The Center’s theme for 2020-21 is “Dissent," inspired both by the passing of Justice Ginsburg, and by the ongoing Black Lives Matter movement, which reminds us daily, and with urgency, how crucial dissent is to our democracy and to the ongoing struggle for racial justice. 

CHR invites applications from faculty and advanced PhD candidates whose research broadly interrogates or intersects with the notion of dissent. Articulations of dissent not only signal a deviation from the common opinion: they create the space for personal, social and political change. While the theme takes inspiration from the legal sphere, CHR asks: which other discursive spaces have been opened by dissent over time? In which historical, philosophical, religious, and imaginative texts, contexts, cultural sites and/or practices can we locate dissent? Whose words, acts and gestures are given credence as dissent, and how do the imbrications of race, gender, sexuality, age, class and ability render dissent legible or allow it to be dismissed? If the voice of dissent is normally defined as the minority opinion, then how does such dissent gain traction, and influence, or even becoming the voice of the majority? How can we trace the relationship between individual dissent and the larger contexts from which it originates, or the uprisings that result? What does public, collective, or shared dissent look like? Or, as the late Justice Ginsburg once said, how do “dissents speak to a future age”?

CHR seeks brief proposals that explain the importance of dissent, broadly construed, to an ongoing research project in any humanistic field of inquiry.

Faculty applicants are asked to submit a brief, 2-page proposal, outlining the larger project, its relationship to the theme, specific plans for the study leave; a single page-CV; and a brief letter of support from your chair or program director. Please also indicate when you last had a study leave.
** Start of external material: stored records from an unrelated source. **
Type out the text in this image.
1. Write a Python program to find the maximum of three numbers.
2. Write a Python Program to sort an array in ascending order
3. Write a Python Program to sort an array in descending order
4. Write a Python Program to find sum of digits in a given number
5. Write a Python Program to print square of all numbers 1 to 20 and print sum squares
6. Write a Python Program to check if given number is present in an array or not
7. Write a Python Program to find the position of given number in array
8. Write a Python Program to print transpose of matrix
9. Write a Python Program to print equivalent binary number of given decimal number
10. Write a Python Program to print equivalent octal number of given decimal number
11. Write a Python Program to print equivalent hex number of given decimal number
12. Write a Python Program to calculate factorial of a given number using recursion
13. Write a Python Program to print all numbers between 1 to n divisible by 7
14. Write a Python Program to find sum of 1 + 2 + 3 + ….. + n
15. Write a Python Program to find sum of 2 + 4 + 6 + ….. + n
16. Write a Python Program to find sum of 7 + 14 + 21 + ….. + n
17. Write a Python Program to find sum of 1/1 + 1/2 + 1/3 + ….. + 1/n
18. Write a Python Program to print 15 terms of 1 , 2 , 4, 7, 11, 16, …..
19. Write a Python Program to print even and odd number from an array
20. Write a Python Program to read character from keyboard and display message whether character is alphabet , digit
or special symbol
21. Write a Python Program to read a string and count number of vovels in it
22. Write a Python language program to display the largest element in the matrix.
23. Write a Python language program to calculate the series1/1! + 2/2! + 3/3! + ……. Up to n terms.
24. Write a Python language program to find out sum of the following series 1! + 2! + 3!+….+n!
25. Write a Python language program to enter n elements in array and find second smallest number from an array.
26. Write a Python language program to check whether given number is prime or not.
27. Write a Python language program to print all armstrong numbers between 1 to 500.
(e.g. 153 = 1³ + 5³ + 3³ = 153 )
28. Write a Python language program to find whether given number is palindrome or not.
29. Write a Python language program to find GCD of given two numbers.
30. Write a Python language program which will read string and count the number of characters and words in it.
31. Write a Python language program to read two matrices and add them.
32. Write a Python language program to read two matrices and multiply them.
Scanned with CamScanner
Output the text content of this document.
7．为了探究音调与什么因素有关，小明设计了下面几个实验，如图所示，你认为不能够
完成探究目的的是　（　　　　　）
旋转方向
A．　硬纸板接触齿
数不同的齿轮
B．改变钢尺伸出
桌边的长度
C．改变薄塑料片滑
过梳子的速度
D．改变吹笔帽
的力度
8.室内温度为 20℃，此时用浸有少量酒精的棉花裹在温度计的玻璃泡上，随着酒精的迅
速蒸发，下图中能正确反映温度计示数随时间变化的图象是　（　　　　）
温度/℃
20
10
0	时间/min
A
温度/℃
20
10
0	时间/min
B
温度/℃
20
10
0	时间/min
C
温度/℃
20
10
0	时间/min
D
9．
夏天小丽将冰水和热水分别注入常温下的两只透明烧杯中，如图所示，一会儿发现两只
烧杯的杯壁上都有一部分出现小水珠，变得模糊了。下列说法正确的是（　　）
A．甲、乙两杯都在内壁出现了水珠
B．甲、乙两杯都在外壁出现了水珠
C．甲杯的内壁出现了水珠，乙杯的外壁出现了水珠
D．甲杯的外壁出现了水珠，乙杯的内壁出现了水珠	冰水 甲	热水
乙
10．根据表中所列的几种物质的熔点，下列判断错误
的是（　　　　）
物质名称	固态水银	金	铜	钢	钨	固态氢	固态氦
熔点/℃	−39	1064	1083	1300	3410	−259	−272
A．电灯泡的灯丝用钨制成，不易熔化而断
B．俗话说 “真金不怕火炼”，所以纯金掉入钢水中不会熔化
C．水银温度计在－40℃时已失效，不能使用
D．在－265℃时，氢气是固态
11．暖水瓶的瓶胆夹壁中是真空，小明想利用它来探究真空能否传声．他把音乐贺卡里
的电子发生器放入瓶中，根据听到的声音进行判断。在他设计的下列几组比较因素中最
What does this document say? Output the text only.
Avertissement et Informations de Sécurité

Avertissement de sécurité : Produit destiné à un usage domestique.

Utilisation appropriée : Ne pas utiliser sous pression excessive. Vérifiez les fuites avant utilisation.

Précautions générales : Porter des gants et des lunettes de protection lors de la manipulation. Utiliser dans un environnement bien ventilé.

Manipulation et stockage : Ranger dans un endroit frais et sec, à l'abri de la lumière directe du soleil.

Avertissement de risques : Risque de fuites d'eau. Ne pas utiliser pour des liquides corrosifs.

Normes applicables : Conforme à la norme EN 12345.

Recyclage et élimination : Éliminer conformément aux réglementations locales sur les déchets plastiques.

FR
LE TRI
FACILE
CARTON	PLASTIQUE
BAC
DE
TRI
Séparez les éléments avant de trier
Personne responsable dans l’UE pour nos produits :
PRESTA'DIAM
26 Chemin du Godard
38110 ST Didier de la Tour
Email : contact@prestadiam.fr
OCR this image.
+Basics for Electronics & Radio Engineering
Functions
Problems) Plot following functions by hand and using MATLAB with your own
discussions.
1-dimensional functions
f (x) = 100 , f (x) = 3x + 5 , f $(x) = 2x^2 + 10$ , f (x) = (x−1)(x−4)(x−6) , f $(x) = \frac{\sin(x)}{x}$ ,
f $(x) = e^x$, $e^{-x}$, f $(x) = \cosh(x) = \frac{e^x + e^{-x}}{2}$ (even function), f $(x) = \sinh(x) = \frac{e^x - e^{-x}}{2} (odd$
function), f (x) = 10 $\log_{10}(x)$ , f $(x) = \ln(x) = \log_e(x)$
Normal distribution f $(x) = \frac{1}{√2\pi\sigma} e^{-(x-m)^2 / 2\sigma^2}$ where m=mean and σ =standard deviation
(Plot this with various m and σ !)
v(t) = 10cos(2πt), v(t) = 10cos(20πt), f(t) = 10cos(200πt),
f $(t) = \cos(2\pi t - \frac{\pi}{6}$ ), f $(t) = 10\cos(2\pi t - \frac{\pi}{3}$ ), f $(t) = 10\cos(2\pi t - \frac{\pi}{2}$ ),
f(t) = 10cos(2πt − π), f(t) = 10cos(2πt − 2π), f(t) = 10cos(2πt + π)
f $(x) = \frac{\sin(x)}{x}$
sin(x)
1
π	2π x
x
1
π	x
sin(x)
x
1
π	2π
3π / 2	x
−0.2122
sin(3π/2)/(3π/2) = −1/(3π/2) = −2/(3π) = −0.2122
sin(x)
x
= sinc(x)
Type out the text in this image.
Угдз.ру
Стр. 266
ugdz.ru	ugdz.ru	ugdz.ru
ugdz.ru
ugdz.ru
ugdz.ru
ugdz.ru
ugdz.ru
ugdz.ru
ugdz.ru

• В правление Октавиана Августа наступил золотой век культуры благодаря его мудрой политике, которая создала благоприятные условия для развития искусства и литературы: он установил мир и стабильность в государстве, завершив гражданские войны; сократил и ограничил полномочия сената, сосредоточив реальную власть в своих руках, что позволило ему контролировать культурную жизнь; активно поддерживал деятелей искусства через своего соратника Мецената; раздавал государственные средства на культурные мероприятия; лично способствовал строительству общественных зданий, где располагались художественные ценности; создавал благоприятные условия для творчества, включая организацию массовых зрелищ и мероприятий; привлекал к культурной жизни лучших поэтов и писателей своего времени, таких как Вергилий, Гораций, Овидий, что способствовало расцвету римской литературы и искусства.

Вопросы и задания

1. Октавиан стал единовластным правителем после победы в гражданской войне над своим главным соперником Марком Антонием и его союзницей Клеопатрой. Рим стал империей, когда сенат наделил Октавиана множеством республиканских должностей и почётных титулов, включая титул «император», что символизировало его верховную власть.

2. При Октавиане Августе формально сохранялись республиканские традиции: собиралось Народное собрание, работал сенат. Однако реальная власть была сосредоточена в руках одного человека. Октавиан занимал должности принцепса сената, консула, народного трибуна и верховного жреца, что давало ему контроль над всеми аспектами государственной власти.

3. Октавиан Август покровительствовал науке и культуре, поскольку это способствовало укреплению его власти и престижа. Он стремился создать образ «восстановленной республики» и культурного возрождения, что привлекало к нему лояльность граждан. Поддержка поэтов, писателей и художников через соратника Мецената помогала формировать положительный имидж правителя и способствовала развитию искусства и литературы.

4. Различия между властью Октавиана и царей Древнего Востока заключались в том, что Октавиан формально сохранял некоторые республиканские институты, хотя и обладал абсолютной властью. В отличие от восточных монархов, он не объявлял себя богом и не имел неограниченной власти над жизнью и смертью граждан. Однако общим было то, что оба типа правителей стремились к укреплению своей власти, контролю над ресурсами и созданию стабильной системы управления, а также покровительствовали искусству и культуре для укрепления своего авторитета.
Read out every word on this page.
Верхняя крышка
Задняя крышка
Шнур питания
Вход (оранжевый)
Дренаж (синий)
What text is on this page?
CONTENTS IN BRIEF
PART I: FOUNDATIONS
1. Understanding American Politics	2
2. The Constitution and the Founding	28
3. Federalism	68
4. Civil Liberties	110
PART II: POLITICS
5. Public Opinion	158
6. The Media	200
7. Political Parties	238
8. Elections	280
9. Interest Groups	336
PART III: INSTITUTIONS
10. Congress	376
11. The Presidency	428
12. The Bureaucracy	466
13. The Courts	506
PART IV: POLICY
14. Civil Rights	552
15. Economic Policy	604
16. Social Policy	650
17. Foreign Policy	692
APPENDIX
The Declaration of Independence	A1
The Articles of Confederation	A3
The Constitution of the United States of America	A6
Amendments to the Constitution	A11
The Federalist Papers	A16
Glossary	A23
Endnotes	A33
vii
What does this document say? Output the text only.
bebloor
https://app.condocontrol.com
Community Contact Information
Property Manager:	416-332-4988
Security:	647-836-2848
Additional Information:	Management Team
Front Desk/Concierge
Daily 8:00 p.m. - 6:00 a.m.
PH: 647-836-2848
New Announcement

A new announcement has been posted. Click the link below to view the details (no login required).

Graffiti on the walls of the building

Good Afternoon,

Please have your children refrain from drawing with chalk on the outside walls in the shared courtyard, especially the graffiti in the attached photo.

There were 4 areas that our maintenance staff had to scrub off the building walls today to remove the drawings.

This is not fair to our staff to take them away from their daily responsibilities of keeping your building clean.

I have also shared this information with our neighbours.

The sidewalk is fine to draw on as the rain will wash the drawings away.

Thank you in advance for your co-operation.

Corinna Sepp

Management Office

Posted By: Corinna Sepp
Tenured and tenure-track faculty across the university are eligible to apply.

Advanced doctoral students whose dissertation treats conceptions of dissent may apply for a Dissertation Completion Fellowship. Doctoral students should submit a brief, 2-page proposal, outlining the larger project, its relationship to the theme, and specific plans for the study leave; a single page-CV; and a brief letter of support from your dissertation director. Please indicate if you’ve received any other fellowships or grants.